# Soap Fragrances



## Suzanne Gatlin (Oct 26, 2018)

Hello all! I am new to soapmaking and going to be making some MP soaps to try my hand at it. My base is due to arrive tomorrow. I would like to know if anyone has any tips or tricks and if they get their fragrances from one place all the time or if you use different vendors. I only have my Young Living oils and I would rather find some that are not as expensive and more cost effective. I am hoping my soaps will turn out good enough that maybe I can have a little business for shows at craft fairs and such. ANY help would be greatly appreciated. 
Thanks in advance!

Suzanne


----------



## lsg (Oct 26, 2018)

Wholesale Supplies Plus, Bramble Berry, Natures Garden and Camden Grey are some of my favorite suppliers.


----------



## Suzanne Gatlin (Oct 26, 2018)

ok...do you find them cost effective for the price? I know bramble berry tutorial said to use about .3 oz per lb of base. i'm just starting and if they turn out good i will try to market at the craft fairs and such out here around me. i am going to check those others out. thx


----------



## Zany_in_CO (Oct 26, 2018)

Suzanne Gatlin said:


> I only have my Young Living oils and I would rather find some that are not as expensive and more cost effective.

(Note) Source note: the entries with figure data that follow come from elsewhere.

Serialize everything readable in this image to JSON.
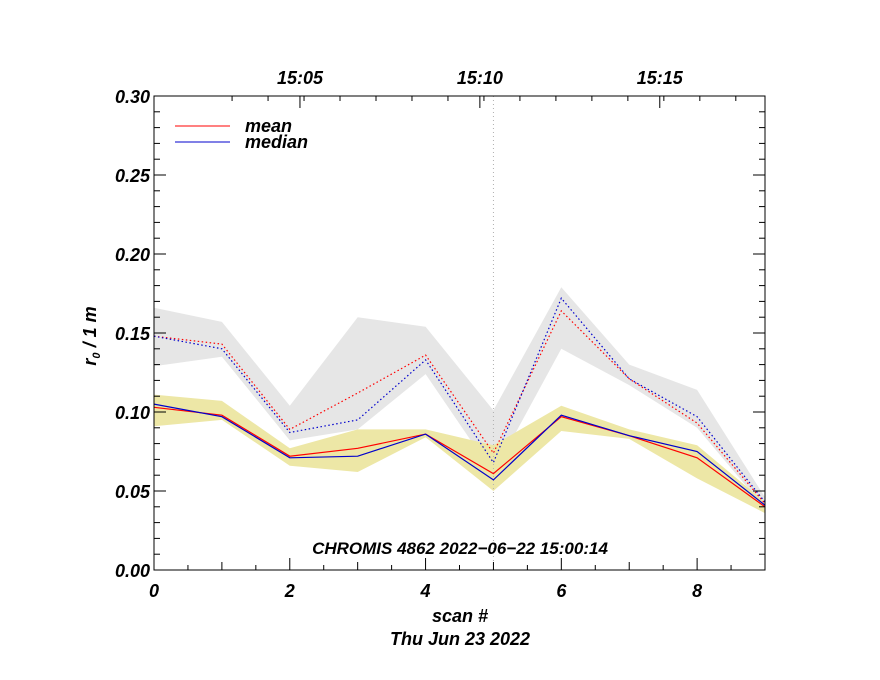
{
  "chart_data": {
    "type": "line",
    "xlabel": "scan #",
    "date_label": "Thu Jun 23 2022",
    "ylabel_main": "r",
    "ylabel_sub": "0",
    "ylabel_rest": " / 1 m",
    "annotation": "CHROMIS 4862 2022−06−22 15:00:14",
    "xlim": [
      0,
      9
    ],
    "ylim": [
      0,
      0.3
    ],
    "x_ticks": [
      0,
      2,
      4,
      6,
      8
    ],
    "x_tick_labels": [
      "0",
      "2",
      "4",
      "6",
      "8"
    ],
    "y_ticks": [
      0.0,
      0.05,
      0.1,
      0.15,
      0.2,
      0.25,
      0.3
    ],
    "y_tick_labels": [
      "0.00",
      "0.05",
      "0.10",
      "0.15",
      "0.20",
      "0.25",
      "0.30"
    ],
    "top_axis": {
      "ticks": [
        2.15,
        4.8,
        7.45
      ],
      "labels": [
        "15:05",
        "15:10",
        "15:15"
      ]
    },
    "marker_line_x": 5,
    "legend": {
      "position": "top-left",
      "entries": [
        {
          "label": "mean",
          "color": "#ff0000"
        },
        {
          "label": "median",
          "color": "#0000cc"
        }
      ]
    },
    "x": [
      0,
      1,
      2,
      3,
      4,
      5,
      6,
      7,
      8,
      9
    ],
    "band_upper_gray": {
      "upper": [
        0.166,
        0.157,
        0.104,
        0.16,
        0.154,
        0.101,
        0.179,
        0.13,
        0.114,
        0.046
      ],
      "lower": [
        0.129,
        0.135,
        0.082,
        0.089,
        0.124,
        0.061,
        0.14,
        0.117,
        0.09,
        0.039
      ]
    },
    "band_lower_yellow": {
      "upper": [
        0.111,
        0.107,
        0.077,
        0.089,
        0.089,
        0.079,
        0.104,
        0.089,
        0.079,
        0.043
      ],
      "lower": [
        0.091,
        0.095,
        0.066,
        0.062,
        0.084,
        0.05,
        0.088,
        0.083,
        0.058,
        0.036
      ]
    },
    "series": [
      {
        "name": "mean (upper)",
        "color": "#ff0000",
        "style": "dotted",
        "values": [
          0.148,
          0.143,
          0.089,
          0.112,
          0.136,
          0.074,
          0.164,
          0.121,
          0.093,
          0.042
        ]
      },
      {
        "name": "median (upper)",
        "color": "#0000cc",
        "style": "dotted",
        "values": [
          0.148,
          0.14,
          0.087,
          0.095,
          0.133,
          0.068,
          0.172,
          0.121,
          0.097,
          0.043
        ]
      },
      {
        "name": "mean",
        "color": "#ff0000",
        "style": "solid",
        "values": [
          0.103,
          0.098,
          0.072,
          0.077,
          0.086,
          0.061,
          0.097,
          0.085,
          0.071,
          0.04
        ]
      },
      {
        "name": "median",
        "color": "#0000cc",
        "style": "solid",
        "values": [
          0.105,
          0.097,
          0.071,
          0.072,
          0.086,
          0.057,
          0.098,
          0.085,
          0.075,
          0.041
        ]
      }
    ]
  }
}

Hi Suzanne. Young Living essential oils are expensive because it is a multi-level sales company. For essential oils, I love Sun Pure Botanicals (New Mexico) on Ebay for quality, price and customer service. That being said, fragrance sells! So be sure to check out the recommendations on the Fragrance Forum. 

FOs are better for soap because they seem to last longer than essential oils. FO suppliers close to Phoenix would be Mad Oils in AZ, Pure Fragrance Oils in CA, Essentials by Catalina in CA, Brambleberry in WA, MMS (The Sage) in UT, off the top of my head.


----------



## Relle (Oct 26, 2018)

Suzanne you very intent to sell soap and you haven't made any yet. Here is a thread you might like to read.
https://www.soapmakingforum.com/threads/are-you-ready-to-sell-your-soap.16002/


----------